Als ich Ende letzten Jahres nach Quellen für frühe Zaubereiprozessen in Erfurt fahndete, wurde ich auf eine Sammelhandschrift aufmerksam, die eine Nota etzlicher boesen Weyber, Vnhulden vnnd Wetterzeyberyn Orgicht vnnd peinliche Bekenntnisse enthält. Dankenswerterweise war die Landesbibliothek Coburg so freundlich, auf meine Anfrage hin größere Teile aus dem kulturgeschichtlich insgesamt sehr potenten Codex MS Cas 34 zu digitalisieren. Die bösen Weiber entpuppten sich überraschend als nicht die von mir gesuchten und schon freudig erwarteten Erfurter Zauberinnen, sondern als noch ältere Hexen dubioser Herkunft. Die aufgeführten Namen –  man ist selbst als vor einem halben Jahrtausend verbrannte Hexe vor Google nicht mehr sicher – ermöglichten eine Identifizierung mit einem frühen Hexenprozess im fränkischen Mergentheim 1511 (1). Vermutlich handelt es sich um eine Abschrift von Urgichten, deren Originale sich noch im dortigen Stadtarchiv befinden (2).
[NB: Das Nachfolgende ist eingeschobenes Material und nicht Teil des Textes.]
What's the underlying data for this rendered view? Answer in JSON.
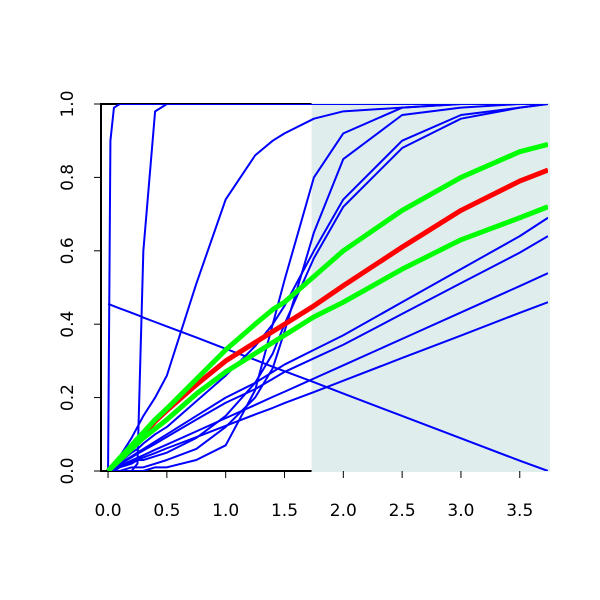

Insofern erscheint der Neuigkeitswert der Quelle begrenzt (ob der Umfang identisch ist, habe ich bislang nicht geprüft). Bemerkenswert ist aber das Alter, denn der Band wurde um 1550 in Erfurt kompiliert. Zu der Zeit waren die „modernen“, in der Schweiz und Süddeutschland entstandenen Erkenntnisse über das damals noch neuartige Hexenwesen in Thüringen noch nicht verbreitet – in dem Mergentheimer Prozess bildeten sie aber bereits den Hintergrund. Das Dokument ist daher ein Zeugnis dafür, wie das neue Hexenbild von Süden in den mitteldeutschen Raum einwanderte.

(1) Franz Diehm, Geschichte der Stadt Bad Mergentheim, Bad Mergentheim, 1963, S. 111. (2) Elmar Weiss, Die Hexenprozesse im Hochstift Würzburg, in: Peter Kolb/Ernst Günther Krenig (Hg.), Unterfränkische Geschichte, Bd. III: Vom Beginn des konfessionellen Zeitalters bis zum Ende des dreißigjährigen Krieges, Würzburg 1995, S. 328f.